咲き誇った花に囲まれ、腕を掲げて光を受けながら佇むその光景は目がくらみそうに眩しく、強烈に僕の脳裏に焼き付いた。
「…イヅル、どないしたん?」
「……いえ」
ぼうっと呆けていた僕に気付き、隊長が呼び掛けてくる。見とれていたことを悟られまいと、僕は苦し紛れに思い出した話をした。

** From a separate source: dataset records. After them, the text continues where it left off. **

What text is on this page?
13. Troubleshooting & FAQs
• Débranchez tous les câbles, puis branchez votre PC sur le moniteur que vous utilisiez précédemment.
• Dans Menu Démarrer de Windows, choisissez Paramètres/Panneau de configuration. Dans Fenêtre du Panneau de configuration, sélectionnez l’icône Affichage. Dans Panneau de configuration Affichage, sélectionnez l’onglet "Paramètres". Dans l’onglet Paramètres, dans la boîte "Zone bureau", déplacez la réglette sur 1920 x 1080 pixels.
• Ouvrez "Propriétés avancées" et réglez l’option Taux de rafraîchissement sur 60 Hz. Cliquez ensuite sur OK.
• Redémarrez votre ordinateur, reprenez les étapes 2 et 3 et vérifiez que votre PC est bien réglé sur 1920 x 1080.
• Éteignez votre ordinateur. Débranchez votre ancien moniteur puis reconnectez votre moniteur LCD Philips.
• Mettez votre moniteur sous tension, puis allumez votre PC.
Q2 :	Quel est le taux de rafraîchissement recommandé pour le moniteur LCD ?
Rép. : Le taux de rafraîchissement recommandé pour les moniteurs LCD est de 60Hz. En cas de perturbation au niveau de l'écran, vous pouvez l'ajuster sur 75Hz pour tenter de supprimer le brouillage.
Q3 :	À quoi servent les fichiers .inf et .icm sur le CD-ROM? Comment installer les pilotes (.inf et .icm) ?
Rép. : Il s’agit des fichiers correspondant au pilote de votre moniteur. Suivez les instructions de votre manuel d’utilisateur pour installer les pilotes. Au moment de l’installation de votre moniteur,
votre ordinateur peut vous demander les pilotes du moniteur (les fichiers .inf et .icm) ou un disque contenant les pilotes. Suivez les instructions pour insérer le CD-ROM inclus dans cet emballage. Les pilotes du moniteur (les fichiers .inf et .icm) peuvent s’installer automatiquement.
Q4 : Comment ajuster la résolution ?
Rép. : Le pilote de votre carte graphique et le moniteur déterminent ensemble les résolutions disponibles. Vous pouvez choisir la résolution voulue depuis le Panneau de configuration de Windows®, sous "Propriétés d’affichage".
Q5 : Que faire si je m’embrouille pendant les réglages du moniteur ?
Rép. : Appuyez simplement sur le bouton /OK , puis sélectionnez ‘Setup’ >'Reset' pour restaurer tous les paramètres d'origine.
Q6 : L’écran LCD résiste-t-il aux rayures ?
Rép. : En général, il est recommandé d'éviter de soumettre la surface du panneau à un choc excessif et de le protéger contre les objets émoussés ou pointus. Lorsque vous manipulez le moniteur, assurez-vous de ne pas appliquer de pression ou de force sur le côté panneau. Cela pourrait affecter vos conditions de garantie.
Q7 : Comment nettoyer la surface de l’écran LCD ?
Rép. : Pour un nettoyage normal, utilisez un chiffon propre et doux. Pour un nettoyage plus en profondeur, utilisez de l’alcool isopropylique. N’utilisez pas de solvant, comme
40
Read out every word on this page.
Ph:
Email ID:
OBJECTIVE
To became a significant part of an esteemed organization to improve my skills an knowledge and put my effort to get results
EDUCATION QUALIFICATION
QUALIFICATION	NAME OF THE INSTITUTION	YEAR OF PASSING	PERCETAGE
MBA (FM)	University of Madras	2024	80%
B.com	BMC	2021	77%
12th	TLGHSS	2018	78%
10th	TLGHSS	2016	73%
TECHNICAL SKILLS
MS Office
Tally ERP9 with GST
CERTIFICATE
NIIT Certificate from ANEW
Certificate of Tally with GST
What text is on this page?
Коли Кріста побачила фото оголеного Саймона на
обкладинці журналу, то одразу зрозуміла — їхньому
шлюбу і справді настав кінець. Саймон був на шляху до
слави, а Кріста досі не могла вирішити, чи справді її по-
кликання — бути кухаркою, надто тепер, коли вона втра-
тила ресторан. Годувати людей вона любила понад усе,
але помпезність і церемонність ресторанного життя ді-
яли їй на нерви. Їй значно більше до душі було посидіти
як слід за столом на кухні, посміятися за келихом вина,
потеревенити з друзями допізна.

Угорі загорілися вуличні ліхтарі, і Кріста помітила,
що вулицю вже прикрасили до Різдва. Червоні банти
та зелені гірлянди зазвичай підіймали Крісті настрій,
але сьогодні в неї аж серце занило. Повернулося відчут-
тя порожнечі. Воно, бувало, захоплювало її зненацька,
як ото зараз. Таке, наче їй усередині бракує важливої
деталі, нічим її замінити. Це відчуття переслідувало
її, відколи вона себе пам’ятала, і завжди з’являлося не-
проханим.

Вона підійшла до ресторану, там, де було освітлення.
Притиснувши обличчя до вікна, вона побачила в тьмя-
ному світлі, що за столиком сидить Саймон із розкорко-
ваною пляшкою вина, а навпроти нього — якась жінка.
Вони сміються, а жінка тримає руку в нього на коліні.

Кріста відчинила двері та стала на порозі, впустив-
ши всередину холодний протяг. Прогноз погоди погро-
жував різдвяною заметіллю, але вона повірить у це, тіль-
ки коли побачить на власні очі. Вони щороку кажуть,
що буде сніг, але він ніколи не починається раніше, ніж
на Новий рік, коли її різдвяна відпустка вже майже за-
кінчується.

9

「…昔読んだ本に、蝶を捕まえて食べてしまう話があったんです。僕は蝶なんて素手で捕まえられない、と思っていたから」
「そう」
僕の話に適当に相槌を打ったかのように見えた。市丸隊長はふいにニヤリとし、ほな、とこちらを向く。
「食べてみよか?」
「えっ…」
僕が制止する間も無い。
蝶は隊長の口の中に収まっていた。
「食べちゃったんですか」
「食べたよ」
「…本当に」
隊長は涼しい顔で笑っている。近付いてよく見ると、綺麗な薄い唇に蝶の翅の鱗粉が付いていた。
銀粉を散りばめたように艶めくその唇に吸い寄せられ、触れたくなる衝動に僕は必死で抗う。
「どんな味やったか、知りたいんやろ?」
僕の邪心などよそに、隊長が心中察したとばかりに尋ねてくる。その様子は子供のように無邪気で屈託がない。
「どんな味でした?」
蝶の味よりも気になるものがあったが、話を合わせるつもりで聞き返した。